Many people claim that the bigger the impact factor, the better the journal. This occurred most recently in the Chronicle of Higher Education where a number of people moaned about the amount of research that goes uncited. Of course, this doesn't control for the number of people in a field and the "sexiness" of a topic, so obviously its not the whole story.

Now, the other major factor (for me at least) is the time taken to review. Psychology apparently has a long, long time to review journal articles. I've seen many papers that show a two year lag between submission and print publication. Most journals operate a pre-printing service these days, which means that one might only wait a year before others see your work.

So, when choosing a journal, I find myself making a trade-off. Should I go for a lower impact journal that reviews quickly, or a higher impact journal that will take longer, but make my research more visible?

Another point to remember is that you can't submit to multiple journals at once, so the reviewing time is an opportunity cost for the researcher. This is of particular relevance for students like myself, who need to get papers published quickly in order to be able to show them on a CV and thus get a job (and the opportunity to do more research.

I'm still not decided on which route to go, and time is running out. The deadline is somewhat external and somewhat self-imposed. My funders want a report in ten days, and i'd like to be able to claim that a paper is under review by that time. If anyone is reading and has advice, it would be greatly appreciated.

Thursday, June 17, 2010

On the absurdity of marking schemes

So, I'm a PhD student somewhere in the South of Ireland.
Recently, I taught my very first class, which was nice.
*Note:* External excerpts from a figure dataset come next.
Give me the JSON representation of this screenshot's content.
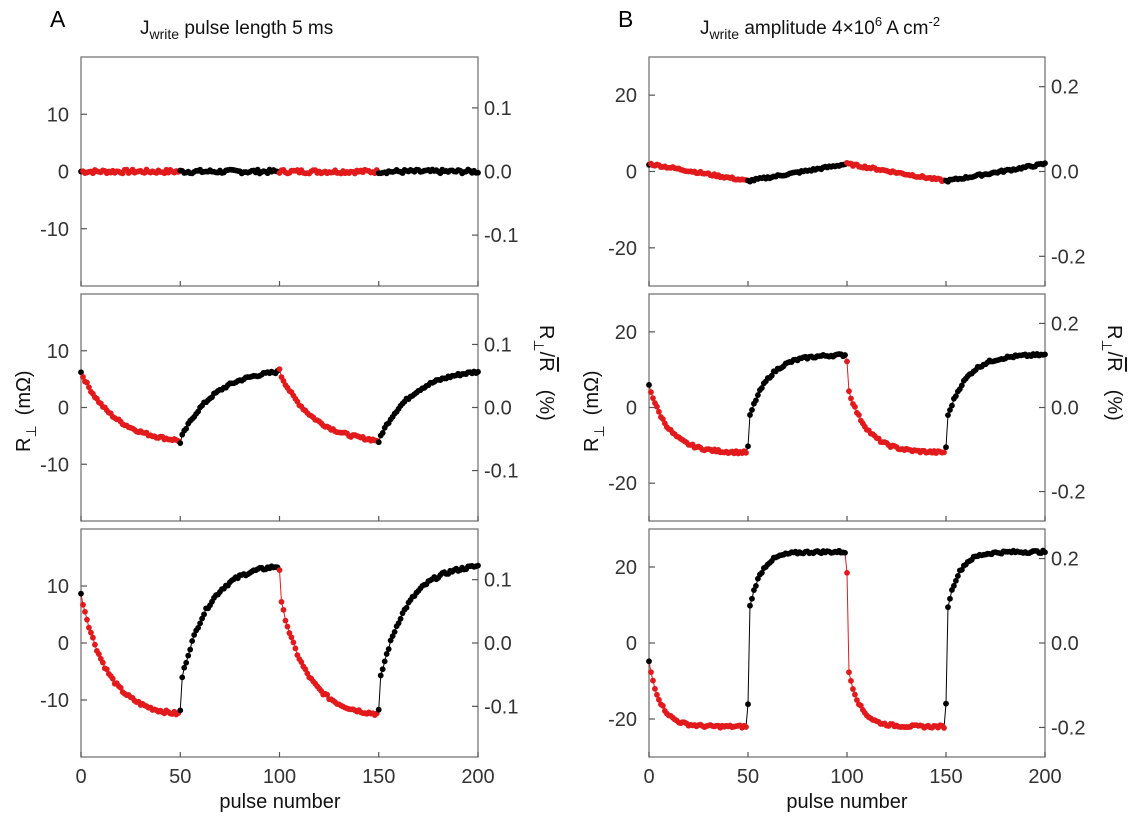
{
  "columns": [
    {
      "letter": "A",
      "title": {
        "symbol": "J",
        "sub": "write",
        "rest": " pulse length 5 ms",
        "sup": "",
        "tail": ""
      }
    },
    {
      "letter": "B",
      "title": {
        "symbol": "J",
        "sub": "write",
        "rest": " amplitude 4×10",
        "sup": "6",
        "tail": " A cm",
        "sup2": "-2"
      }
    }
  ],
  "left_axis_label": {
    "main": "R",
    "sub": "⊥",
    "unit": "(mΩ)"
  },
  "right_axis_label": {
    "main": "R",
    "sub": "⊥",
    "slash": "/",
    "bar": "R",
    "unit": "(%)"
  },
  "x_axis_label": "pulse number",
  "colors": {
    "red": "#e31a1c",
    "black": "#000000",
    "frame": "#777777"
  },
  "chart_data": [
    {
      "type": "scatter",
      "column": "A",
      "row": 1,
      "xlim": [
        0,
        200
      ],
      "ylim": [
        -20,
        20
      ],
      "y2lim": [
        -0.18,
        0.18
      ],
      "yticks": [
        "-10",
        "0",
        "10"
      ],
      "yticks_values": [
        -10,
        0,
        10
      ],
      "y2ticks": [
        "-0.1",
        "0.0",
        "0.1"
      ],
      "y2ticks_values": [
        -0.1,
        0.0,
        0.1
      ],
      "xticks": [],
      "shape": "flat",
      "start": 0.0,
      "end": 0.0,
      "noise": 0.35
    },
    {
      "type": "scatter",
      "column": "A",
      "row": 2,
      "xlim": [
        0,
        200
      ],
      "ylim": [
        -20,
        20
      ],
      "y2lim": [
        -0.18,
        0.18
      ],
      "yticks": [
        "-10",
        "0",
        "10"
      ],
      "yticks_values": [
        -10,
        0,
        10
      ],
      "y2ticks": [
        "-0.1",
        "0.0",
        "0.1"
      ],
      "y2ticks_values": [
        -0.1,
        0.0,
        0.1
      ],
      "xticks": [],
      "shape": "relax",
      "high": 7,
      "low": -6.5,
      "jump": 0.8,
      "noise": 0.25,
      "tau": 18
    },
    {
      "type": "scatter",
      "column": "A",
      "row": 3,
      "xlim": [
        0,
        200
      ],
      "ylim": [
        -20,
        20
      ],
      "y2lim": [
        -0.18,
        0.18
      ],
      "yticks": [
        "-10",
        "0",
        "10"
      ],
      "yticks_values": [
        -10,
        0,
        10
      ],
      "y2ticks": [
        "-0.1",
        "0.0",
        "0.1"
      ],
      "y2ticks_values": [
        -0.1,
        0.0,
        0.1
      ],
      "xticks": [
        "0",
        "50",
        "100",
        "150",
        "200"
      ],
      "xticks_values": [
        0,
        50,
        100,
        150,
        200
      ],
      "shape": "relax",
      "high": 14,
      "low": -13,
      "jump": 5.5,
      "noise": 0.3,
      "tau": 14
    },
    {
      "type": "scatter",
      "column": "B",
      "row": 1,
      "xlim": [
        0,
        200
      ],
      "ylim": [
        -30,
        30
      ],
      "y2lim": [
        -0.27,
        0.27
      ],
      "yticks": [
        "-20",
        "0",
        "20"
      ],
      "yticks_values": [
        -20,
        0,
        20
      ],
      "y2ticks": [
        "-0.2",
        "0.0",
        "0.2"
      ],
      "y2ticks_values": [
        -0.2,
        0.0,
        0.2
      ],
      "xticks": [],
      "shape": "linear",
      "high": 2,
      "low": -2.5,
      "noise": 0.3
    },
    {
      "type": "scatter",
      "column": "B",
      "row": 2,
      "xlim": [
        0,
        200
      ],
      "ylim": [
        -30,
        30
      ],
      "y2lim": [
        -0.27,
        0.27
      ],
      "yticks": [
        "-20",
        "0",
        "20"
      ],
      "yticks_values": [
        -20,
        0,
        20
      ],
      "y2ticks": [
        "-0.2",
        "0.0",
        "0.2"
      ],
      "y2ticks_values": [
        -0.2,
        0.0,
        0.2
      ],
      "xticks": [],
      "shape": "relax",
      "high": 14,
      "low": -12,
      "jump": 8,
      "noise": 0.35,
      "tau": 10
    },
    {
      "type": "scatter",
      "column": "B",
      "row": 3,
      "xlim": [
        0,
        200
      ],
      "ylim": [
        -30,
        30
      ],
      "y2lim": [
        -0.27,
        0.27
      ],
      "yticks": [
        "-20",
        "0",
        "20"
      ],
      "yticks_values": [
        -20,
        0,
        20
      ],
      "y2ticks": [
        "-0.2",
        "0.0",
        "0.2"
      ],
      "y2ticks_values": [
        -0.2,
        0.0,
        0.2
      ],
      "xticks": [
        "0",
        "50",
        "100",
        "150",
        "200"
      ],
      "xticks_values": [
        0,
        50,
        100,
        150,
        200
      ],
      "shape": "relax",
      "high": 24,
      "low": -22,
      "jump": 29,
      "noise": 0.35,
      "tau": 6
    }
  ]
}
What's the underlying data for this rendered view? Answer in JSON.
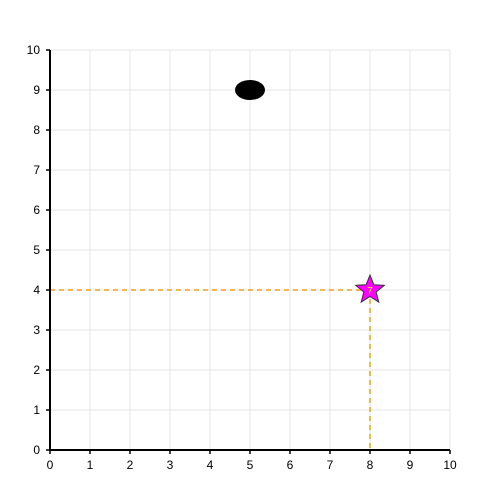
{
  "chart_data": {
    "type": "scatter",
    "x_range": [
      0,
      10
    ],
    "y_range": [
      0,
      10
    ],
    "x_ticks": [
      "0",
      "1",
      "2",
      "3",
      "4",
      "5",
      "6",
      "7",
      "8",
      "9",
      "10"
    ],
    "y_ticks": [
      "0",
      "1",
      "2",
      "3",
      "4",
      "5",
      "6",
      "7",
      "8",
      "9",
      "10"
    ],
    "grid": true,
    "grid_color": "#e6e6e6",
    "axis_color": "#000000",
    "points": [
      {
        "x": 5,
        "y": 9,
        "marker": "ellipse",
        "color": "#000000"
      },
      {
        "x": 8,
        "y": 4,
        "marker": "star",
        "color": "#ff00ff",
        "stroke": "#333333",
        "label": "7",
        "label_color": "#ffff00"
      }
    ],
    "guide_lines": {
      "x": 8,
      "y": 4,
      "color": "#e8a317",
      "style": "dashed"
    }
  }
}
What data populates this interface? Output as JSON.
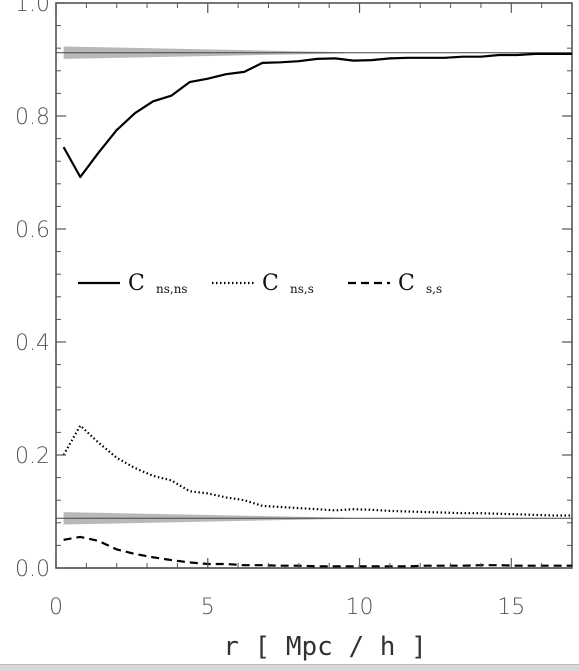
{
  "chart_data": {
    "type": "line",
    "title": "",
    "xlabel": "r [ Mpc / h ]",
    "ylabel": "",
    "xlim": [
      0,
      17
    ],
    "ylim": [
      0,
      1.0
    ],
    "x_ticks": [
      0,
      5,
      10,
      15
    ],
    "x_tick_labels": [
      "0",
      "5",
      "10",
      "15"
    ],
    "y_ticks": [
      0.0,
      0.2,
      0.4,
      0.6,
      0.8,
      1.0
    ],
    "y_tick_labels": [
      "0.0",
      "0.2",
      "0.4",
      "0.6",
      "0.8",
      "1.0"
    ],
    "legend_placement": "middle",
    "grid": false,
    "series": [
      {
        "name": "C ns,ns",
        "label_main": "C",
        "label_sub": "ns,ns",
        "style": "solid",
        "x": [
          0.25,
          0.8,
          1.4,
          2.0,
          2.6,
          3.2,
          3.8,
          4.4,
          5.0,
          5.6,
          6.2,
          6.8,
          7.4,
          8.0,
          8.6,
          9.2,
          9.8,
          10.4,
          11.0,
          11.6,
          12.2,
          12.8,
          13.4,
          14.0,
          14.6,
          15.2,
          15.8,
          16.4,
          17.0
        ],
        "y": [
          0.745,
          0.692,
          0.735,
          0.775,
          0.805,
          0.826,
          0.836,
          0.86,
          0.866,
          0.874,
          0.878,
          0.894,
          0.895,
          0.897,
          0.901,
          0.902,
          0.898,
          0.899,
          0.902,
          0.903,
          0.903,
          0.903,
          0.905,
          0.905,
          0.908,
          0.908,
          0.91,
          0.91,
          0.91
        ]
      },
      {
        "name": "C ns,s",
        "label_main": "C",
        "label_sub": "ns,s",
        "style": "dotted",
        "x": [
          0.25,
          0.8,
          1.4,
          2.0,
          2.6,
          3.2,
          3.8,
          4.4,
          5.0,
          5.6,
          6.2,
          6.8,
          7.4,
          8.0,
          8.6,
          9.2,
          9.8,
          10.4,
          11.0,
          11.6,
          12.2,
          12.8,
          13.4,
          14.0,
          14.6,
          15.2,
          15.8,
          16.4,
          17.0
        ],
        "y": [
          0.2,
          0.252,
          0.222,
          0.195,
          0.177,
          0.163,
          0.155,
          0.136,
          0.132,
          0.125,
          0.12,
          0.11,
          0.108,
          0.106,
          0.104,
          0.102,
          0.104,
          0.103,
          0.101,
          0.1,
          0.099,
          0.098,
          0.097,
          0.097,
          0.096,
          0.095,
          0.094,
          0.093,
          0.093
        ]
      },
      {
        "name": "C s,s",
        "label_main": "C",
        "label_sub": "s,s",
        "style": "dashed",
        "x": [
          0.25,
          0.8,
          1.4,
          2.0,
          2.6,
          3.2,
          3.8,
          4.4,
          5.0,
          5.6,
          6.2,
          6.8,
          7.4,
          8.0,
          8.6,
          9.2,
          9.8,
          10.4,
          11.0,
          11.6,
          12.2,
          12.8,
          13.4,
          14.0,
          14.6,
          15.2,
          15.8,
          16.4,
          17.0
        ],
        "y": [
          0.05,
          0.055,
          0.048,
          0.033,
          0.025,
          0.019,
          0.014,
          0.01,
          0.007,
          0.007,
          0.005,
          0.005,
          0.004,
          0.004,
          0.003,
          0.003,
          0.003,
          0.003,
          0.003,
          0.003,
          0.004,
          0.004,
          0.004,
          0.005,
          0.005,
          0.004,
          0.004,
          0.004,
          0.004
        ]
      }
    ],
    "reference_lines": [
      {
        "y": 0.912,
        "band_halfwidth_start": 0.011,
        "band_end_x": 9.5
      },
      {
        "y": 0.088,
        "band_halfwidth_start": 0.011,
        "band_end_x": 9.5
      },
      {
        "y": 0.0,
        "band_halfwidth_start": 0.0,
        "band_end_x": 0.0
      }
    ],
    "colors": {
      "series": "#000000",
      "axes": "#555555",
      "band": "#b8b8b8",
      "reference_line": "#444444"
    }
  }
}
Even more recently, I had to mark all the scripts, which was not so nice.

You see, in my University, psychology (which i have been assured is, in fact, a science) is examined like a liberal arts degree i.e. with essay questions.

All well and good, you say. However, the marking scheme - which is handed down from on high - is crazy. And not in a good funny sortof entertaining way but in the hair-pulling chair destroying data falsifying kindof way.

Here's a breakdown of how the marks work:
A (or First) 70-100%
B(OR 2.1) 60-69%
C (or 2.2) 50-59%
D (or 3.1) 45-49%
E (or pass) 40-44%
F (for fail) 0-39%

Now, I'm sure that many of you can spot the issues here, but I'll illustrate anyway. The A covers 30% of the scale, and is subdivided into three (as are the others). However, the A grades are separated by 10% each (75,85, 95) while the E grades are separated by only 1% each.

So essentially what the marking scheme dictates is that there is ten times more difference between the A grades than the E grades. Its absurd, and yet occurs everywhere on this emerald isle (and also in the UK, but don't quote me on that).

The worst part, for me at least, is that the A is rare, very rare in fact, and most of the marks are squashed into the 55-69% range, which gives students a very misleading idea of their relative standing in the class and between classes.

There's a sizeable majority of the scale (A and F) that is used perhaps 3-5% of the time, and everyone else just gets pushed into the dank and unwholesome middle. Now personally, I'd prefer it if the scale was divided into 15 points per grade and if A's were a possibility rather than a carrot used to urge undergraduates to engage in insane amounts of study for very little reward.

Unfortunately, its not up to me, but rather up to the NUI, and I hardly think they'll change it because of this blog post. In the unlikely event that they do change it, i would of course accept recompense from any grateful students or teachers.